The Drunken Stone would come to life again, but it would never be the same.
He needed to find a new cook.
Maybe a waitress.
He’d get a band back for the weekend, but...no, it wouldn’t be the same.
Cassidy, who was not allowed in the pub under normal circumstances, sat with her grandmother in the corner booth. He’d been surprised to see them, but he was also glad of the company. He didn’t need to sit here and feel sorry for himself.
Bryna looked tired, worn out to the bone. Cassidy had bounced back more quickly than any of the adults. Kids were like that. Rye hoped she could forget what had happened to her in the past few days, but he suspected she would not.
“Da, I’m very disappointed in you,” Cassidy said in a put-on grown-up voice.
There were so many reasons for her to be disappointed, but he suspected he knew what hers were. The most magically gifted being in the world, and her father was...
“Not that,” she said with childish disdain.
“It’s rude to read people without their permission.”

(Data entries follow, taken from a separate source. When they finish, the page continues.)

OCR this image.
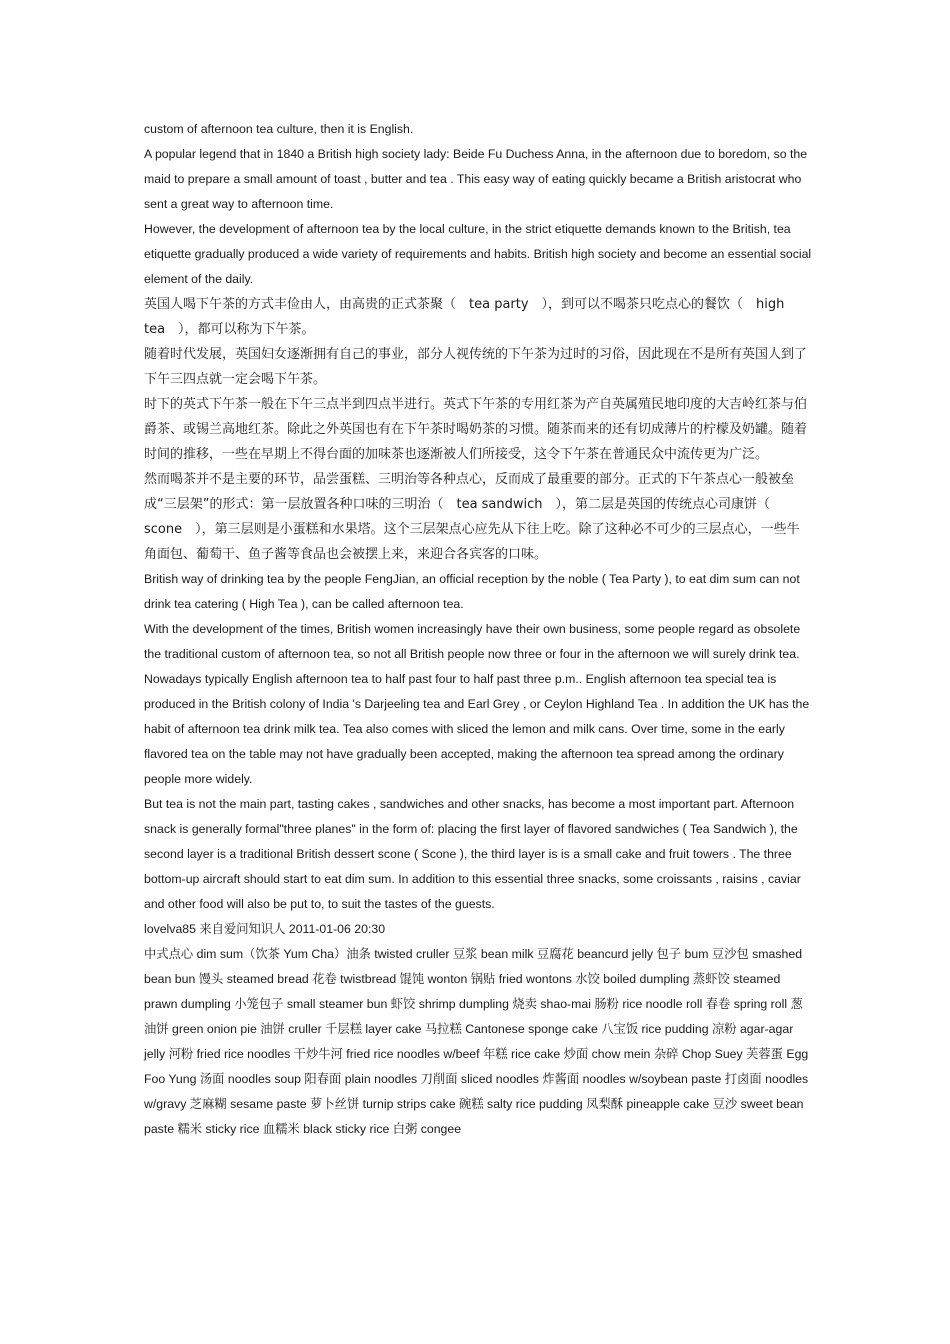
custom of afternoon tea culture, then it is English.

A popular legend that in 1840 a British high society lady: Beide Fu Duchess Anna, in the afternoon due to boredom, so the maid to prepare a small amount of toast , butter and tea . This easy way of eating quickly became a British aristocrat who sent a great way to afternoon time.

However, the development of afternoon tea by the local culture, in the strict etiquette demands known to the British, tea etiquette gradually produced a wide variety of requirements and habits. British high society and become an essential social element of the daily.

英国人喝下午茶的方式丰俭由人，由高贵的正式茶聚（　tea party　），到可以不喝茶只吃点心的餐饮（　high tea　），都可以称为下午茶。

随着时代发展，英国妇女逐渐拥有自己的事业，部分人视传统的下午茶为过时的习俗，因此现在不是所有英国人到了下午三四点就一定会喝下午茶。

时下的英式下午茶一般在下午三点半到四点半进行。英式下午茶的专用红茶为产自英属殖民地印度的大吉岭红茶与伯爵茶、或锡兰高地红茶。除此之外英国也有在下午茶时喝奶茶的习惯。随茶而来的还有切成薄片的柠檬及奶罐。随着时间的推移，一些在早期上不得台面的加味茶也逐渐被人们所接受，这令下午茶在普通民众中流传更为广泛。

然而喝茶并不是主要的环节，品尝蛋糕、三明治等各种点心，反而成了最重要的部分。正式的下午茶点心一般被垒成“三层架”的形式：第一层放置各种口味的三明治（　tea sandwich　），第二层是英国的传统点心司康饼（　scone　），第三层则是小蛋糕和水果塔。这个三层架点心应先从下往上吃。除了这种必不可少的三层点心，一些牛角面包、葡萄干、鱼子酱等食品也会被摆上来，来迎合各宾客的口味。

British way of drinking tea by the people FengJian, an official reception by the noble ( Tea Party ), to eat dim sum can not drink tea catering ( High Tea ), can be called afternoon tea.

With the development of the times, British women increasingly have their own business, some people regard as obsolete the traditional custom of afternoon tea, so not all British people now three or four in the afternoon we will surely drink tea.

Nowadays typically English afternoon tea to half past four to half past three p.m.. English afternoon tea special tea is produced in the British colony of India 's Darjeeling tea and Earl Grey , or Ceylon Highland Tea . In addition the UK has the habit of afternoon tea drink milk tea. Tea also comes with sliced the lemon and milk cans. Over time, some in the early flavored tea on the table may not have gradually been accepted, making the afternoon tea spread among the ordinary people more widely.

But tea is not the main part, tasting cakes , sandwiches and other snacks, has become a most important part. Afternoon snack is generally formal"three planes" in the form of: placing the first layer of flavored sandwiches ( Tea Sandwich ), the second layer is a traditional British dessert scone ( Scone ), the third layer is is a small cake and fruit towers . The three bottom-up aircraft should start to eat dim sum. In addition to this essential three snacks, some croissants , raisins , caviar and other food will also be put to, to suit the tastes of the guests.

lovelva85 来自爱问知识人 2011-01-06 20:30

中式点心 dim sum（饮茶 Yum Cha）油条 twisted cruller 豆浆 bean milk 豆腐花 beancurd jelly 包子 bum 豆沙包 smashed bean bun 馒头 steamed bread 花卷 twistbread 馄饨 wonton 锅贴 fried wontons 水饺 boiled dumpling 蒸虾饺 steamed prawn dumpling 小笼包子 small steamer bun 虾饺 shrimp dumpling 烧卖 shao-mai 肠粉 rice noodle roll 春卷 spring roll 葱油饼 green onion pie 油饼 cruller 千层糕 layer cake 马拉糕 Cantonese sponge cake 八宝饭 rice pudding 凉粉 agar-agar jelly 河粉 fried rice noodles 干炒牛河 fried rice noodles w/beef 年糕 rice cake 炒面 chow mein 杂碎 Chop Suey 芙蓉蛋 Egg Foo Yung 汤面 noodles soup 阳春面 plain noodles 刀削面 sliced noodles 炸酱面 noodles w/soybean paste 打卤面 noodles w/gravy 芝麻糊 sesame paste 萝卜丝饼 turnip strips cake 碗糕 salty rice pudding 凤梨酥 pineapple cake 豆沙 sweet bean paste 糯米 sticky rice 血糯米 black sticky rice 白粥 congee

“I can’t help it,” she said. “You’re all but shouting. I don’t mind that you don’t have powers. Inside now you’re all blues and greens and lovely yellows. Before there were black spots, but those are gone. You don’t want the black spots, Da. Besides, there are still some little powers in you, some little powers that have been with you since you were born. When you recover from the curse, they’ll come back to you.”
Little powers. Great. His mother had not been satisfied with little powers. Would anyone else be? Would he?
He ignored that part and said, “True, I don’t want black spots. So tell me, why are you disappointed?”
She slipped out of the booth and headed his way. “You let Echo go.”
He hoped with all his heart that Cassidy’s ability to see and understand didn’t apply to every aspect of his life. If she peeked into things that she did not understand, she gave no indication. She was normally not shy about asking questions, so he continued to hope.
“What was I supposed to do?” he asked. “I know you like her, but she doesn’t belong here.”
“She does. Echo does belong here.”
He had thought so, at one time. “If she belonged here she’d be here. That’s the way the universe works.”
Bryna scoffed, stood and headed for the rear door. “Poppycock,” she said in a clear, loud voice. “Do you think the universe is going to do everything for you? The Raintree girl came to you. Of all the places in the world she might’ve gone in her wanderings, she ended up here. It’s up to you to keep her.” She snorted. “I need a nice long walk and a nap. Fix it.” The door slammed behind her.